Resort zdrowia przekazał dziś informację o 29 100 nowych przypadkach zakażenia koronawirusem. W ciągu ostatniej doby zmarło 2 pacjentów z Covid-19. W sobotę Ministerstwo Zdrowia poinformowało o rekordowej liczbie 40 876 nowych zakażeń, w niedzielę nowych przypadków było 34 088.
W razie stwierdzenia zakażenia koronawirusem u uczniów, wychowanków lub pracowników placówki oświatowej dyrektor szkoły lub przedszkola za zgodą organu prowadzącego i po uzyskaniu pozytywnej opinii właściwego państwowego powiatowego inspektora sanitarnego może zawiesić zajęcia stacjonarne na czas oznaczony i przejść na nauczanie zdalne. Zawieszenie zajęć może dotyczyć grupy, oddziału, klasy, etapu edukacyjnego, a także całej szkoły lub placówki, w zakresie wszystkich lub poszczególnych zajęć.

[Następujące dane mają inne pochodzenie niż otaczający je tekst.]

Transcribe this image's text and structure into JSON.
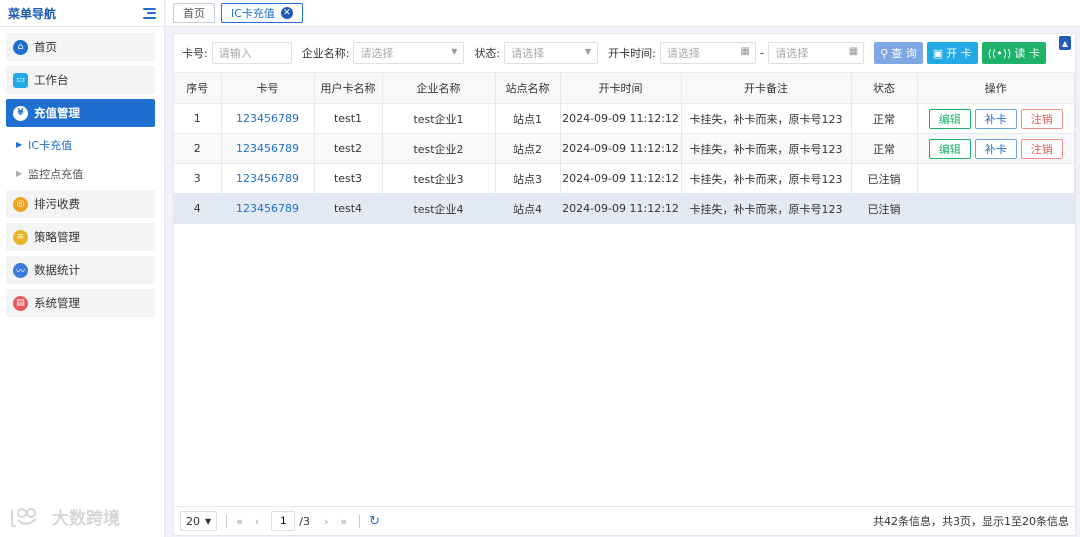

Młodzieżówki Lewicy zaapelowały w piątek do premiera Mateusza Morawieckiego oraz ministra edukacji i nauki Przemysława Czarnka o wprowadzenie nauki zdalnej w szkołach i na uczelniach wyższych. Przedstawiciele Młodej Lewicy, Młodych Razem i Federacji Młodych Socjaldemokratów o swoim apelu poinformowały podczas konferencji prasowej w Sejmie.
Jako trzy młodzieżowe stowarzyszenia, młodzieżówki Nowej Lewicy, apelujemy do premiera Mateusza Morawieckiego, do ministra Przemysława Czarnka, aby wprowadzić naukę zdalną - mówił Dawid Dobrogowski z Młodej Lewicy. Rząd jest od tego, aby podejmować odpowiedzialne decyzje i rząd jest od tego, aby dbać o zdrowie Polek i Polaków - dodał.
W piśmie do szefa rządu przedstawiciele młodzieżówek ocenili, że "zawieszenie stacjonarnej działalności szkół i przejście na nauczanie zdalne jest obecnie konieczne, aby zapobiec kolejnym śmierciom Polek i Polaków". "Decyzja ta musi zostać podjęta niezwłocznie. To już ostatni moment, aby rząd przestał lekceważyć młode osoby i podjął konkretne kroki w celu ochrony ich zdrowia" - podkreślili.
Zwrócili też uwagę, że "w placówkach edukacyjnych występuje problem z zachowaniem dystansu, przykładowo podczas egzaminów, kiedy w salach wykładowych często znajduje się ponad 100 osób z jednego kierunku", a "szkoły i uczelnie są niestety miejscem, gdzie łatwo zarazić się wirusem".